1.2.2.1. TENDANCE A L’ABSTRACTION DES SITUATIONS DE TRAVAIL

Comme nous l’avons déjà souligné, l'environnement de travail est « envahi » par des machines de plus en plus complexes et de plus en plus exigeantes en terme de capacité d'abstraction. Nous parlons d’abstraction dans le sens où, « plutôt que de maniements concrets d’outils basés sur des modes opératoires répertoriés et définissables, il s’agit désormais d’une capacité de lecture, d’interprétation et de décision à partir de données formalisées livrées par des appareils » (Coriat, 1994)125.
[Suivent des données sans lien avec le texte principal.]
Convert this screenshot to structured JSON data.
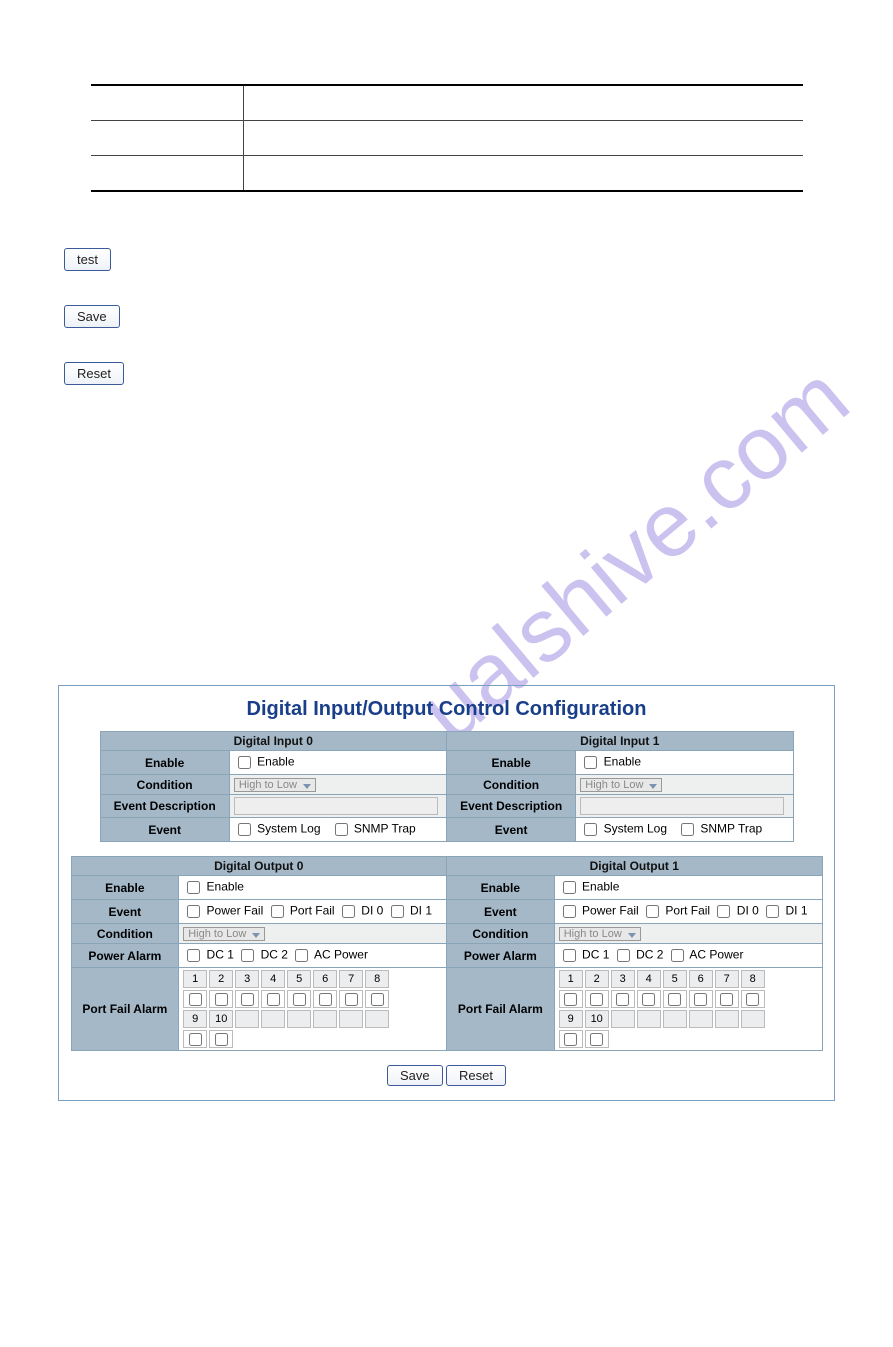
{
  "watermark": "ualshive.com",
  "buttons": {
    "test": "test",
    "save": "Save",
    "reset": "Reset"
  },
  "panel": {
    "title": "Digital Input/Output Control Configuration",
    "di": [
      {
        "header": "Digital Input 0",
        "rows": {
          "enable_label": "Enable",
          "enable_option": "Enable",
          "condition_label": "Condition",
          "condition_value": "High to Low",
          "event_desc_label": "Event Description",
          "event_label": "Event",
          "event_opt1": "System Log",
          "event_opt2": "SNMP Trap"
        }
      },
      {
        "header": "Digital Input 1",
        "rows": {
          "enable_label": "Enable",
          "enable_option": "Enable",
          "condition_label": "Condition",
          "condition_value": "High to Low",
          "event_desc_label": "Event Description",
          "event_label": "Event",
          "event_opt1": "System Log",
          "event_opt2": "SNMP Trap"
        }
      }
    ],
    "do": [
      {
        "header": "Digital Output 0",
        "rows": {
          "enable_label": "Enable",
          "enable_option": "Enable",
          "event_label": "Event",
          "ev_power": "Power Fail",
          "ev_port": "Port Fail",
          "ev_di0": "DI 0",
          "ev_di1": "DI 1",
          "condition_label": "Condition",
          "condition_value": "High to Low",
          "power_alarm_label": "Power Alarm",
          "pa_dc1": "DC 1",
          "pa_dc2": "DC 2",
          "pa_ac": "AC Power",
          "port_fail_label": "Port Fail Alarm",
          "ports_row1": [
            "1",
            "2",
            "3",
            "4",
            "5",
            "6",
            "7",
            "8"
          ],
          "ports_row2": [
            "9",
            "10"
          ]
        }
      },
      {
        "header": "Digital Output 1",
        "rows": {
          "enable_label": "Enable",
          "enable_option": "Enable",
          "event_label": "Event",
          "ev_power": "Power Fail",
          "ev_port": "Port Fail",
          "ev_di0": "DI 0",
          "ev_di1": "DI 1",
          "condition_label": "Condition",
          "condition_value": "High to Low",
          "power_alarm_label": "Power Alarm",
          "pa_dc1": "DC 1",
          "pa_dc2": "DC 2",
          "pa_ac": "AC Power",
          "port_fail_label": "Port Fail Alarm",
          "ports_row1": [
            "1",
            "2",
            "3",
            "4",
            "5",
            "6",
            "7",
            "8"
          ],
          "ports_row2": [
            "9",
            "10"
          ]
        }
      }
    ],
    "bottom": {
      "save": "Save",
      "reset": "Reset"
    }
  }
}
Les salariés, et plus particulièrement les opérateurs sur machines ou équipements, constatent en effet une distanciation entre le monde physique et le travail à réaliser (Schwartz, 1994)126. Les opérations purement techniques sont de moins en moins courantes et la « matière première » du travail est faite de signes. L’implantation de nouvelles technologies transforme ainsi la base matérielle de la production et demande que soit en permanence mobilisé l’appareil cognitif. On demande par exemple de plus en plus aux salariés d’avoir recours au raisonnement, à l’abstraction, à l’anticipation ainsi qu’à la lecture et l’écriture. Ainsi le rapport que les salariés entretiennent avec ce qu’ils produisent se modifie, perdant son contact physique et devenant plus abstrait, ce qui traduit une « intellectualisation du travail » (Huault, 1997)127. Cette intellectualisation du travail a comme conséquence principale de faire des « compétences cognitives » (Howell et Wolff, 1991)128 un pré-requis indispensable à l’occupation d’un emploi. Ces compétences correspondent à la complexité des tâches et font appel au niveau de formation initiale, à la formation professionnelle, à la capacité de maîtriser les données (synthèse, coordination et analyse), à l’intelligence générale (capacités d’apprentissage et de raisonnement) et enfin aux savoir-faire verbaux et numériques (Bernard, Besson et Haddadj, 1998)129. Les processus de production sont donc de moins en moins additifs et séquentiels, comme c’était le cas dans l’enchaînement taylorien, et les salariés, dont l’activité principale consistait par exemple à réaliser des contrôles auditifs ou visuels de la production, sont contraints de se détacher de leurs produits.

Notes
125.

CORIAT B., « L’atelier et le robot », Christian Bourgois Editeur, 1994, 2ème édition, 201 p.

126.

SCHWARTZ B., « Moderniser sans exclure », La découverte, 1994, 244 p.

127.

HUAULT I., « Micro-informatique et organisation du travail : paradoxe et complexité d’une relation », Revue de Gestion des Ressources Humaines, n°20, janvier-février 1997, pp. 19-40.

128.

HOWELL D.R. et WOLFF E.N., « Trends in the Growth and Distribution of Skills by US Workplace, 1960-1985 », Industrial and Labor Relations Review, vol. 44, n°3, avril 1991, pp. 486-503, p. 487.

129.

BERNARD A., BESSON D. et HADDADJ S., « La compétence éclatée dans les effets d’organisation. Le dilemme américain : développer ou recruter les compétences ? », in ALLOUCHE J. et SIRE B. (Ed.), « Ressources humaines. Une gestion éclatée », Economica, 1998, 412 p., p. 140.